Populations down, expenses up
Last week we proposed that a group of citizens concerned about public education meet regularly at Kump Education Center on the first Friday of every month. Because several people have shown their interest, we plan to hold our first meeting Friday, Feb. 7 at 4 p.m. in the Learning Lab at Kump Center, 401 S. Randolph Ave. across from Kroger.
Now that we know Harman and Pickens Schools will not be closing, we need to look for other options that will make Randolph County Schools more effective.
With county achievement test scores nearly the lowest in West Virginia and Harman High listed as the lowest performing high school in the state, every citizen should be concerned. Times are changing for modern families.
We will not attract and retain young families in Randolph County unless our public schools can show improvement in academic performance. Randolph County is an example of an international problem of declining populations with increasing costs for education.
Unfortunately, the West Virginia Legislature has made the serious mistake of dividing a shrinking population into smaller numbers by taking funding away from public schools and funding other education school options.
I realize that my family is and has been at the center of local turmoil about public education for five generations. My grandfather helped establish the WV County-Unit School System in the 1930s during the Great Depression, my mother served on the Randolph County School Board in the 1950’s during the Baby Boom, and I taught teacher education at Davis & Elkins College from 1999 to 2006. Our son, who was a teacher at Elkins High, is now teaching teachers at WV Wesleyan, while his children attend elementary, middle and high schools in Elkins.
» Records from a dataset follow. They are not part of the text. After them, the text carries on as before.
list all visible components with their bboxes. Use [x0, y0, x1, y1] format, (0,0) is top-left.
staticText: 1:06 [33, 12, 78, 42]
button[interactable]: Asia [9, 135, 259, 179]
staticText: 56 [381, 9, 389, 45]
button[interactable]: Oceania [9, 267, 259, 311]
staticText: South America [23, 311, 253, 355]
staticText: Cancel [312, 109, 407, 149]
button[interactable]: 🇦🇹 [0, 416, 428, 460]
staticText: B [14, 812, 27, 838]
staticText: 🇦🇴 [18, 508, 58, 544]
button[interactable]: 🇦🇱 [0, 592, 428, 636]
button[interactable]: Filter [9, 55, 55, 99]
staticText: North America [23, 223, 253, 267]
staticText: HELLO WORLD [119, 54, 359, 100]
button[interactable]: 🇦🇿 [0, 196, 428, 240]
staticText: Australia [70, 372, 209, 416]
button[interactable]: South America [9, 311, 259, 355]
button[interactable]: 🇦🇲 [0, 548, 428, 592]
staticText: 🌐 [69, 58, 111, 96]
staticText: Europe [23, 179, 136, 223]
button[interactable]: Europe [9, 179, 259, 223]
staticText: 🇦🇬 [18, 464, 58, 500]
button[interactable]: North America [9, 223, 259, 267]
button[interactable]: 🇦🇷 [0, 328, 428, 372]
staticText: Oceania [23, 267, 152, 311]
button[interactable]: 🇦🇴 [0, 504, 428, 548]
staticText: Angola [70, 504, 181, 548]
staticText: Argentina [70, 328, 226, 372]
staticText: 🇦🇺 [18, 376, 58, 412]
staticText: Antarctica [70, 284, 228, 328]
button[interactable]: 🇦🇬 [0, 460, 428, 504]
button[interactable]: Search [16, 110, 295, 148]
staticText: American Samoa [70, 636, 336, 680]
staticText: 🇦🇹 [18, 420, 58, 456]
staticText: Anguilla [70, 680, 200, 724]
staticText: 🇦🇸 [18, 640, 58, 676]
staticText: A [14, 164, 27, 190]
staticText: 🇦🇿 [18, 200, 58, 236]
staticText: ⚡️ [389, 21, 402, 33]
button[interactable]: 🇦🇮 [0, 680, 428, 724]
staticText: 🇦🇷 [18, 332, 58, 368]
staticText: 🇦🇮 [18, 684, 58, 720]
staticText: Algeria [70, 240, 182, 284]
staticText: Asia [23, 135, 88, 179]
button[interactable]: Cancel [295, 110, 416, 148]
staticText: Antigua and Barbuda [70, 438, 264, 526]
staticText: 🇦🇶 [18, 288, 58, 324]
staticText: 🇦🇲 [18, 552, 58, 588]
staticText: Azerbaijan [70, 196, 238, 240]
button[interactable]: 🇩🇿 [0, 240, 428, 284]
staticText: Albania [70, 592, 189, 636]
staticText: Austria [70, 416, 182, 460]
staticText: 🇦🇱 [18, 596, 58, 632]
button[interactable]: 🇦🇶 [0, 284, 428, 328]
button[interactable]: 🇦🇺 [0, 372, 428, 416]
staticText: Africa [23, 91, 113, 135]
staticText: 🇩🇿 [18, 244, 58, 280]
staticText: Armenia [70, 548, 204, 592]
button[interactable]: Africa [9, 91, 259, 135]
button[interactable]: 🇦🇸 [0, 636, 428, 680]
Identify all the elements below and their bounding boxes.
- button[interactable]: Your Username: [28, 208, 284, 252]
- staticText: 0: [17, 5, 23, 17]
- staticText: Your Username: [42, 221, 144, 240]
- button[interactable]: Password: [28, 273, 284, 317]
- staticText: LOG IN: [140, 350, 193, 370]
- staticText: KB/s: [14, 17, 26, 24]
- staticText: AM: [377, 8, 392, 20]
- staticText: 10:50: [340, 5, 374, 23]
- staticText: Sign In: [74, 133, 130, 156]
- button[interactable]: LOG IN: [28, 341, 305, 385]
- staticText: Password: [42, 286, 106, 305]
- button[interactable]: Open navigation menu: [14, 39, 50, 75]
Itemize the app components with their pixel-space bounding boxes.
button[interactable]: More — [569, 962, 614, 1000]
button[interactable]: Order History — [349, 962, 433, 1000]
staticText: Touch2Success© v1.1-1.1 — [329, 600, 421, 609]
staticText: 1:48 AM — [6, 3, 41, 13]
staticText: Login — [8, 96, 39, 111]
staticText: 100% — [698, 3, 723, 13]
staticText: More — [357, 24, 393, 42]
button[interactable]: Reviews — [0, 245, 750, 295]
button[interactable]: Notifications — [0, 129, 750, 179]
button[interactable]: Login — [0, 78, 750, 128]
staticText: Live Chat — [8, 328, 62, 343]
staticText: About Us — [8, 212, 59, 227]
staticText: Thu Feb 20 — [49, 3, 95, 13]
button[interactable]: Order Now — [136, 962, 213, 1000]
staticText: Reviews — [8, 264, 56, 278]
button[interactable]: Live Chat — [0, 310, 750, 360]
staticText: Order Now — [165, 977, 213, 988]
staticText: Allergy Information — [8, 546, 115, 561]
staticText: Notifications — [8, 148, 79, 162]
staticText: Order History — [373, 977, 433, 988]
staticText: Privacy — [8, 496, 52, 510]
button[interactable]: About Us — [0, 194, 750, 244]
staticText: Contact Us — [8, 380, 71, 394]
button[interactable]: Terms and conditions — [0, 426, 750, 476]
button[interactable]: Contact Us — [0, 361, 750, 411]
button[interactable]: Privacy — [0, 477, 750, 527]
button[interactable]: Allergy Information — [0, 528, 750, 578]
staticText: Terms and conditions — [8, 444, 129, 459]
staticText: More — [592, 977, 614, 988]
The demands on schools change with every new generation. I remember twenty-five years ago when Harman and Homestead Schools had the best reading scores in Randolph County, and my college students from Harman were among the best students we had in teacher education at D&E.
In those days we had more students and much better test scores across the County than we do now.
When I was a young Baby Boomer, demographers believed that the world would be over populated if the population continued to increase at the midcentury rate.
However, during the last 50 years our population has been steadily declining in West Virginia. Now declining populations are becoming serious problems all over the world.
This week I attended a focus group for young parents and learned that most of them are single moms trying to provide for children on small salaries. When schools are closed, these moms have no free child care, and they need high tech training themselves to get better paying jobs. Young people do not want to have families now because it is so expensive and so stressful.